The center-left Süddeutsche Zeitung writes:
"One needs to remember the context within which Obama's scolding of the Europeans took place. It was an event where the president was raising money for the Democrats and where he wanted to explain to voters why the US economy is much worse off than he and his economic experts had believed until recently. Hence his criticism of the EU was simple electioneering."
"The problem, however, is that the US president is absolutely right. For far too long, the Europeans -- including the Germans -- treated the financial crisis as a purely American problem. They have still found no solution for their own debt crisis. Now Europe's problems are having a negative impact on growth and jobs around the world, including in the US. It would not be an exaggeration to say that Europe is threatening Obama's already precarious chances of reelection in 2012. That is something that surely does not leave Obama cold. In that respect, it doesn't help much to point out that, once the Europeans have got their house in order, the financial markets will return their attention to America's debt crisis and its ailing political system. Financially, Europe is currently the most dangerous place in the world."
The center-right Frankfurter Allgemeine Zeitung writes:
"Dark clouds have gathered over the American president. The gloomy state of the economy is putting a dampener on Obama's future prospects. The optimism of the past is gone, replaced by a cheap search for a scapegoat."
"Obama thinks he has found one. He blames the Europeans for reacting too late to the debt crisis. We Europeans are apparently taking on too little new debt to get out of the crisis. But we are already feeling the wonderful effects of borrowing too much money."

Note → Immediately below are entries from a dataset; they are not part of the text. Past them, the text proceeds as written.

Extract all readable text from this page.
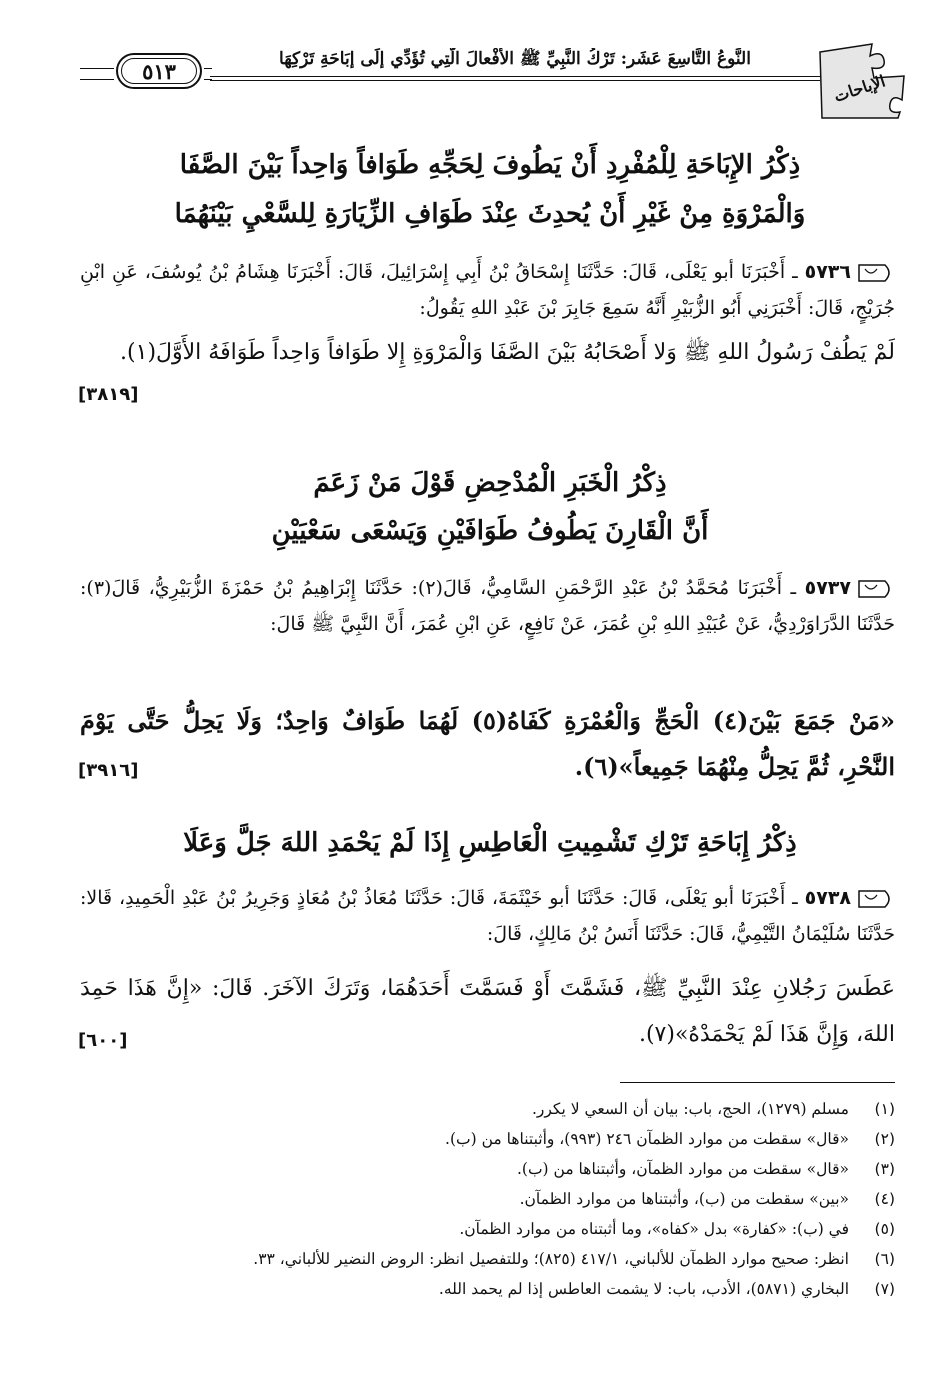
النَّوعُ التَّاسِعَ عَشَر: تَرْكُ النَّبِيِّ ﷺ الأفْعالَ الَّتِي تُؤَدِّي إلَى إبَاحَةِ تَرْكِهَا
٥١٣
الإباحات
ذِكْرُ الإِبَاحَةِ لِلْمُفْرِدِ أَنْ يَطُوفَ لِحَجِّهِ طَوَافاً وَاحِداً بَيْنَ الصَّفَا
وَالْمَرْوَةِ مِنْ غَيْرِ أَنْ يُحدِثَ عِنْدَ طَوَافِ الزِّيَارَةِ لِلسَّعْيِ بَيْنَهُمَا
٥٧٣٦ ـ أَخْبَرَنَا أبو يَعْلَى، قَالَ: حَدَّثَنَا إِسْحَاقُ بْنُ أَبِي إِسْرَائِيلَ، قَالَ: أَخْبَرَنَا هِشَامُ بْنُ يُوسُفَ، عَنِ ابْنِ جُرَيْجٍ، قَالَ: أَخْبَرَنِي أَبُو الزُّبَيْرِ أَنَّهُ سَمِعَ جَابِرَ بْنَ عَبْدِ اللهِ يَقُولُ:
لَمْ يَطُفْ رَسُولُ اللهِ ﷺ وَلا أَصْحَابُهُ بَيْنَ الصَّفَا وَالْمَرْوَةِ إِلا طَوَافاً وَاحِداً طَوَافَهُ الأَوَّلَ(١).
[٣٨١٩]
ذِكْرُ الْخَبَرِ الْمُدْحِضِ قَوْلَ مَنْ زَعَمَ
أَنَّ الْقَارِنَ يَطُوفُ طَوَافَيْنِ وَيَسْعَى سَعْيَيْنِ
٥٧٣٧ ـ أَخْبَرَنَا مُحَمَّدُ بْنُ عَبْدِ الرَّحْمَنِ السَّامِيُّ، قَالَ(٢): حَدَّثَنَا إِبْرَاهِيمُ بْنُ حَمْزَةَ الزُّبَيْرِيُّ، قَالَ(٣): حَدَّثَنَا الدَّرَاوَرْدِيُّ، عَنْ عُبَيْدِ اللهِ بْنِ عُمَرَ، عَنْ نَافِعٍ، عَنِ ابْنِ عُمَرَ، أَنَّ النَّبِيَّ ﷺ قَالَ:
«مَنْ جَمَعَ بَيْنَ(٤) الْحَجِّ وَالْعُمْرَةِ كَفَاهُ(٥) لَهُمَا طَوَافٌ وَاحِدٌ؛ وَلَا يَحِلُّ حَتَّى يَوْمَ النَّحْرِ، ثُمَّ يَحِلُّ مِنْهُمَا جَمِيعاً»(٦).
[٣٩١٦]
ذِكْرُ إِبَاحَةِ تَرْكِ تَشْمِيتِ الْعَاطِسِ إِذَا لَمْ يَحْمَدِ اللهَ جَلَّ وَعَلَا
٥٧٣٨ ـ أَخْبَرَنَا أبو يَعْلَى، قَالَ: حَدَّثَنَا أبو خَيْثَمَةَ، قَالَ: حَدَّثَنَا مُعَاذُ بْنُ مُعَاذٍ وَجَرِيرُ بْنُ عَبْدِ الْحَمِيدِ، قَالا: حَدَّثَنَا سُلَيْمَانُ التَّيْمِيُّ، قَالَ: حَدَّثَنَا أَنَسُ بْنُ مَالِكٍ، قَالَ:
عَطَسَ رَجُلانِ عِنْدَ النَّبِيِّ ﷺ، فَشَمَّتَ أَوْ فَسَمَّتَ أَحَدَهُمَا، وَتَرَكَ الآخَرَ. قَالَ: «إِنَّ هَذَا حَمِدَ اللهَ، وَإِنَّ هَذَا لَمْ يَحْمَدْهُ»(٧).
[٦٠٠]
(١)
مسلم (١٢٧٩)، الحج، باب: بيان أن السعي لا يكرر.
(٢)
«قال» سقطت من موارد الظمآن ٢٤٦ (٩٩٣)، وأثبتناها من (ب).
(٣)
«قال» سقطت من موارد الظمآن، وأثبتناها من (ب).
(٤)
«بين» سقطت من (ب)، وأثبتناها من موارد الظمآن.
(٥)
في (ب): «كفارة» بدل «كفاه»، وما أثبتناه من موارد الظمآن.
(٦)
انظر: صحيح موارد الظمآن للألباني، ٤١٧/١ (٨٢٥)؛ وللتفصيل انظر: الروض النضير للألباني، ٣٣.
(٧)
البخاري (٥٨٧١)، الأدب، باب: لا يشمت العاطس إذا لم يحمد الله.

The financial daily Handelsblatt writes:
"That's not how friends talk to each other. That applies particularly to friends who have themselves failed to get a handle on their own, self-made crisis. Barack Obama governs a country where, despite billions in state aid, the economy is stagnating, companies refuse to invest despite calls for patriotism, and which gets embroiled in one political trench war after another … Now this country is dispensing advice, suggestions and finger-pointing."
"These are suggestions that have already failed to work in the US: Money is supposed to save Europe -- quickly and in the largest quantities possible. US Secretary of Treasury Timothy Geithner has been trying for more than two-and-a-half years to suffocate his crisis with money. But aside from the lack of success, the collateral damage is immense. It manifests itself in a loss of government credibility, a loss of trust in the currency and the paralysis of any sort of dynamism -- because the crushing debt mountain is robbing the famously optimistic Americans of their confidence."
"The fact that Barack Obama, who is a brilliant thinker, knows full well that things are much more complicated in reality does not help. Indeed, it does the opposite. In the desperate battle for his re-election he'd rather construct myths, such as claiming that the Europeans alone are responsible for the American mess. Not only is this fundamentally wrong, but -- coming as it does from a friend -- it's downright pitiful and sad." Source: Spiegel Online
It seems that President Obama is catching hell from all sides. Europeans didn't care much for former president George W. Bush either, so I guess no love has been lost, but this dust-up comes at a critical juncture for Obama. That's especially in light of his abysmal poll numbers and the continued economic woes in the U.S. In other words, we don't have the right to be so critical of another country when we can't even get it right here.